Variance among Bio-Trap® and water bacterial community compositions was positively correlated with CDOM quality along the cave stream flowpath, but CDOM quality did not correlate to sediment microbial community diversity. Bio-Trap® communities were likely utilizing CDOM in the water and not the sediments. This distinction is consistent with surface stream studies (Hullar et al., 2006), as well as karst aquifers (Simon et al., 2010), and the differences may be due to organic matter in the streambed being partitioned differently from the water column (Simon et al., 2010). Although the effect of temperature on the nature of CDOM in surface streams has been shown to play an important role in planktonic bacterial community structure and function (Van Der Gucht et al., 2005; Hullar et al., 2006), it is still unclear how environmental conditions affect CDOM in the cave streams and subsequent microbial community composition and assembly. Cave streams lack CDOM photodegradation, as well as the active photosynthesis that occurs in surface streams, which means that CDOM transported into the cave from the surface has the potential to retain its original properties. But, as CDOM is cycled along the flowpath, upstream CDOM is transformed and transported downstream or into the sediments for additional processing. The potential for CDOM quality to diminish with increasing travel time downstream may impact the composition and assembly of heterotrophic communities along the flowpath. The type of heterotrophic community that developed in the cave stream over time is consistent with exogenous (vs. endogenous) communities because these commonly form aquatic biofilms under reduced light conditions and reach a diversity plateau with only small shifts in biomass once the community reaches the plateau phase (Fierer et al., 2010). This is observed from the Bio-Trap® samplers with a biomass peak in November (Figure 3) (Fierer et al., 2010). Future research should address if specific differences exist regarding the nature and behavior of water vs. sediment organic matter and how those changes affect exogenous community composition and assembly over time.

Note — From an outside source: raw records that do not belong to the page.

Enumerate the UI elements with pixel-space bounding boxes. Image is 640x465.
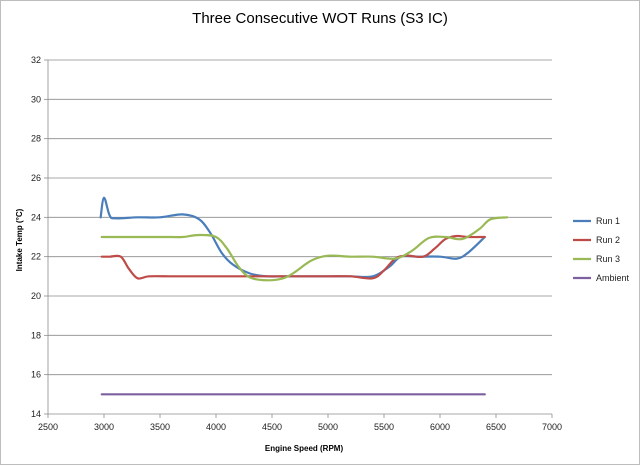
chart-title: Three Consecutive WOT Runs (S3 IC) [192,10,448,27]
legend: Run 1 Run 2 Run 3 Ambient [573,216,630,283]
legend-label-run-3: Run 3 [596,254,620,264]
x-tick-label: 7000 [542,422,562,432]
x-tick-label: 2500 [38,422,58,432]
legend-label-ambient: Ambient [596,273,630,283]
series-lines [99,196,509,396]
legend-label-run-2: Run 2 [596,235,620,245]
y-tick-label: 22 [31,252,41,262]
x-tick-label: 4000 [206,422,226,432]
x-tick-label: 3000 [94,422,114,432]
legend-label-run-1: Run 1 [596,216,620,226]
x-tick-label: 6000 [430,422,450,432]
y-tick-label: 18 [31,330,41,340]
tick-labels: 14 16 18 20 22 24 26 28 30 32 2500 3000 3500 4000 4500… [31,55,562,432]
y-tick-label: 20 [31,291,41,301]
x-tick-label: 6500 [486,422,506,432]
series-line-run-2 [100,234,486,280]
y-axis-label: Intake Temp (°C) [15,208,24,271]
x-tick-label: 5000 [318,422,338,432]
y-tick-label: 14 [31,409,41,419]
y-tick-label: 24 [31,212,41,222]
series-line-run-3 [100,216,509,282]
x-axis-label: Engine Speed (RPM) [265,444,344,453]
y-tick-label: 30 [31,94,41,104]
y-tick-label: 26 [31,173,41,183]
y-tick-label: 28 [31,134,41,144]
x-tick-label: 3500 [150,422,170,432]
x-tick-label: 5500 [374,422,394,432]
axes [44,59,553,418]
y-tick-label: 32 [31,55,41,65]
y-tick-label: 16 [31,370,41,380]
x-tick-label: 4500 [262,422,282,432]
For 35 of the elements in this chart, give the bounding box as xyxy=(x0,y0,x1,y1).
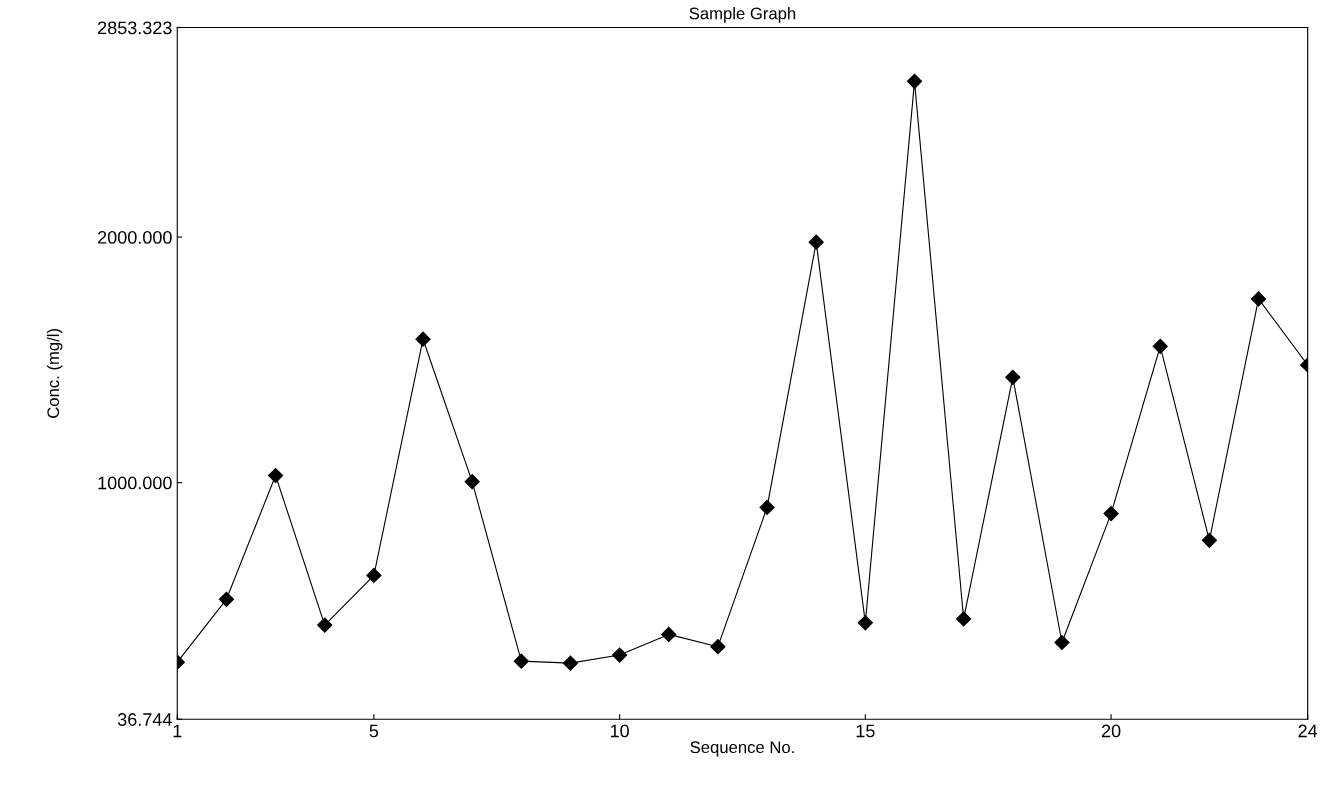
x-tick-label: 1 xyxy=(173,724,182,738)
point xyxy=(415,331,431,347)
point xyxy=(562,655,579,671)
x-tick-label: 20 xyxy=(1101,724,1121,738)
point xyxy=(268,467,284,484)
point xyxy=(1005,369,1021,385)
point xyxy=(710,639,726,655)
point xyxy=(1054,634,1070,651)
point xyxy=(808,234,824,250)
point xyxy=(956,611,972,627)
point xyxy=(857,615,873,631)
point xyxy=(1152,338,1168,354)
point xyxy=(661,626,677,642)
point xyxy=(612,647,628,663)
chart-title: Sample Graph xyxy=(689,7,796,23)
y-tick-label: 1000.000 xyxy=(98,476,172,490)
x-tick-label: 5 xyxy=(369,724,379,738)
y-axis-title: Conc. (mg/l) xyxy=(46,329,63,418)
point xyxy=(906,73,923,89)
point xyxy=(1103,506,1119,522)
y-tick-label: 2853.323 xyxy=(98,21,172,35)
point xyxy=(1250,291,1267,307)
point xyxy=(366,567,382,584)
x-tick-label: 24 xyxy=(1298,724,1318,738)
point xyxy=(513,653,529,669)
y-tick-label: 2000.000 xyxy=(98,231,172,244)
point xyxy=(317,617,333,633)
point xyxy=(464,474,480,490)
x-tick-label: 10 xyxy=(610,724,629,738)
y-tick-label: 36.744 xyxy=(117,713,172,726)
point xyxy=(1201,532,1217,548)
point xyxy=(218,591,235,607)
x-tick-label: 15 xyxy=(856,724,875,738)
point xyxy=(759,499,775,516)
x-axis-title: Sequence No. xyxy=(690,741,794,757)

In conclusion, microbes are essential for organic carbon and nutrient cycling in karst systems (Gibert et al., 1994; Simon et al., 2007). We found several distinct shared planktonic and attached bacterial communities in the cave stream, which is a novel outcome. However, although we found shared OTUs that were stable for the duration of our study, there were no OTUs shared between the planktonic and attached microbial communities. Therefore, we found limited evidence for AMEC in this cave stream. Nevertheless, the definition of AMEC should be updated, as we struggled during our data analysis to find a set of ubiquitous requirements that could be used for comparison. The Bio-Trap® bacterial communities that stabilized over time in both upstream and downstream locations along a cave stream provide evidence that succession following a large-scale (perhaps sterilizing) environmental disturbance does occur in cave streams (Fierer et al., 2010). Despite the many flooding events during this study period, the community richness trend was predictable over time for all the Bio-Trap® samples, even though the pioneering microbial community was not the same. Sediment size and mobilization play key roles in the sediment-attached karst microbial community structure. Organic carbon quality governs the planktonic karst microbial community structure in a cave stream. These findings also indicate that cave stream communities with short water residence times can follow successional patterns in response to disturbances, like flooding or contamination events, although community stability only exists for short periods of time between disturbances.

Conflict of interest statement

The authors declare that the research was conducted in the absence of any commercial or financial relationships that could be construed as a potential conflict of interest.